Deputy Chairman of Planning Commission Montek Singh Ahluwalia today said that unrestricted growth of subsidies is financially damaging.
It prevents States from helping the poor... On subsidies in the power sector, he said the Government has planned to resolve the issue of debt restructure of financially stretched distribution companies.
But they have to eliminate the operating deficit within three years partly by raising tariff and by curbing transmission and distribution losses.
GROWTH
“During the second half of the year, the growth rate will be better. Many will agree with this as the signs of deceleration have stopped. But we have to be watchful and cannot be sure of making prediction for the next three months,” he explained.
“A number of initiatives have been taken for revival of the confidence of investors by removing the impediments dogging large projects.

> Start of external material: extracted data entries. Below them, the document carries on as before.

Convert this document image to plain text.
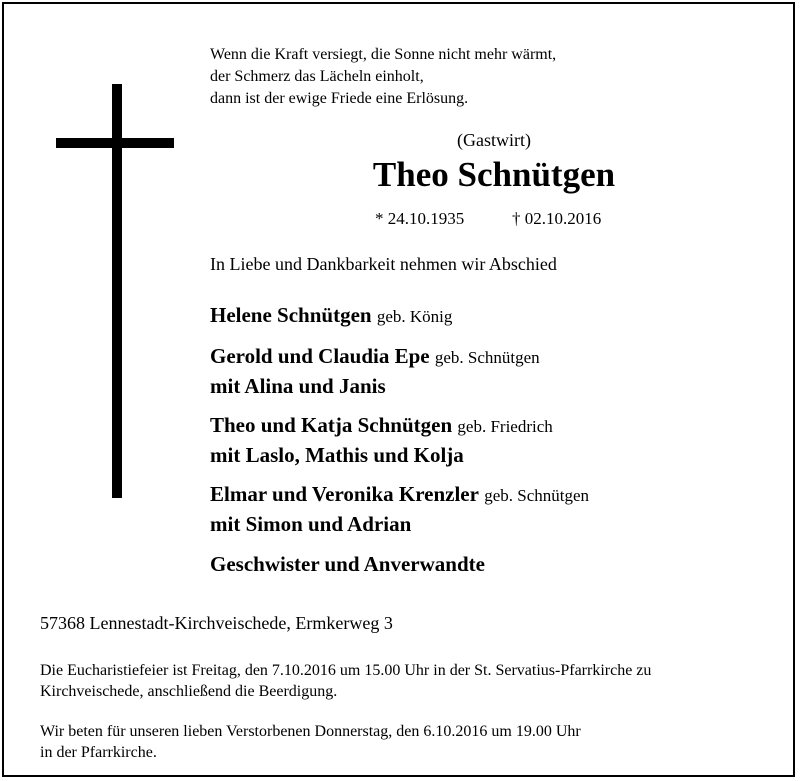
Wenn die Kraft versiegt, die Sonne nicht mehr wärmt,
der Schmerz das Lächeln einholt,
dann ist der ewige Friede eine Erlösung.
(Gastwirt)
Theo Schnütgen
* 24.10.1935	† 02.10.2016
In Liebe und Dankbarkeit nehmen wir Abschied
Helene Schnütgen geb. König
Gerold und Claudia Epe geb. Schnütgen
mit Alina und Janis
Theo und Katja Schnütgen geb. Friedrich
mit Laslo, Mathis und Kolja
Elmar und Veronika Krenzler geb. Schnütgen
mit Simon und Adrian
Geschwister und Anverwandte
57368 Lennestadt-Kirchveischede, Ermkerweg 3
Die Eucharistiefeier ist Freitag, den 7.10.2016 um 15.00 Uhr in der St. Servatius-Pfarrkirche zu
Kirchveischede, anschließend die Beerdigung.
Wir beten für unseren lieben Verstorbenen Donnerstag, den 6.10.2016 um 19.00 Uhr
in der Pfarrkirche.
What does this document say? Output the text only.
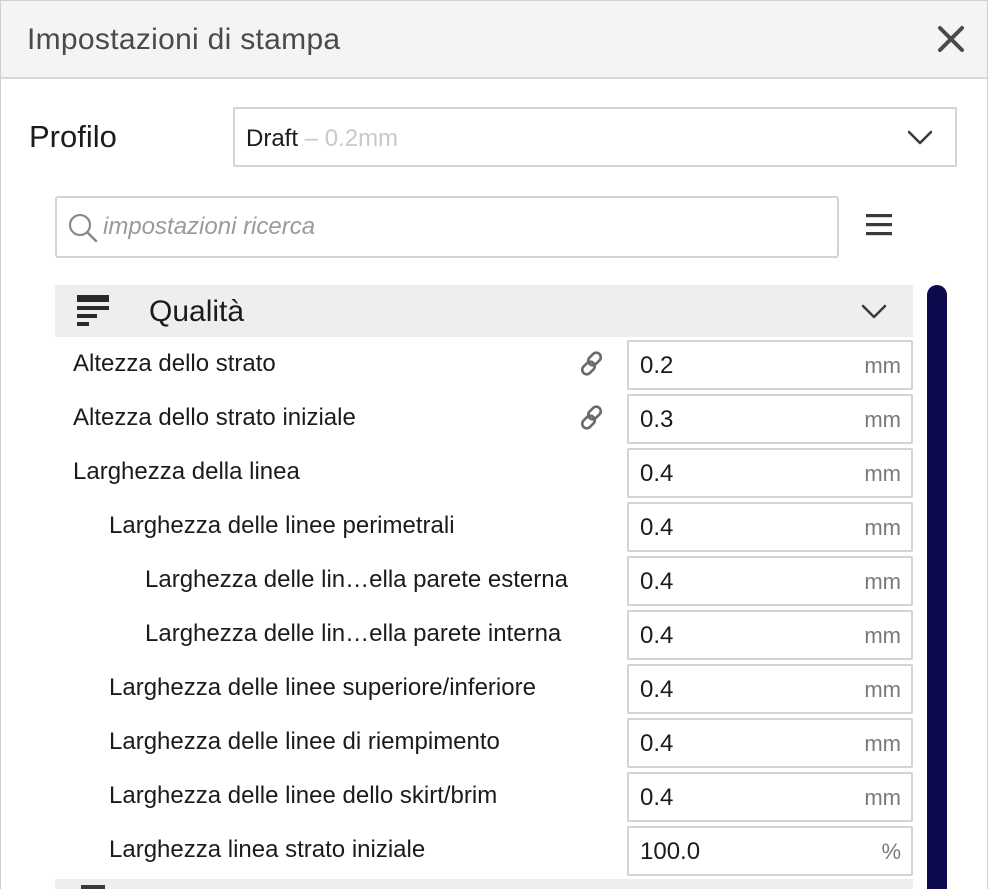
Impostazioni di stampa
Profilo	Draft – 0.2mm
impostazioni ricerca
Qualità
Altezza dello strato	0.2	mm
Altezza dello strato iniziale	0.3	mm
Larghezza della linea	0.4	mm
Larghezza delle linee perimetrali	0.4	mm
Larghezza delle lin…ella parete esterna	0.4	mm
Larghezza delle lin…ella parete interna	0.4	mm
Larghezza delle linee superiore/inferiore	0.4	mm
Larghezza delle linee di riempimento	0.4	mm
Larghezza delle linee dello skirt/brim	0.4	mm
Larghezza linea strato iniziale	100.0	%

The issues of fuel supply, both gas and coal, for the power sector are receiving a lot of attention and are being addressed,” he said.
POOLING PRICE
“There is no difficulty in gas supply. The import is free but the cost is high. To hike output of domestic gas will take time. In the case of coal, output can be increased and additional coal can be imported,” he said.
Coal India Ltd has signed fuel supply agreements with large projects and the issue is about import of coal and arriving at a pooling price. This price needs to be moderate. How to arrive at pooling price is being worked out, he added.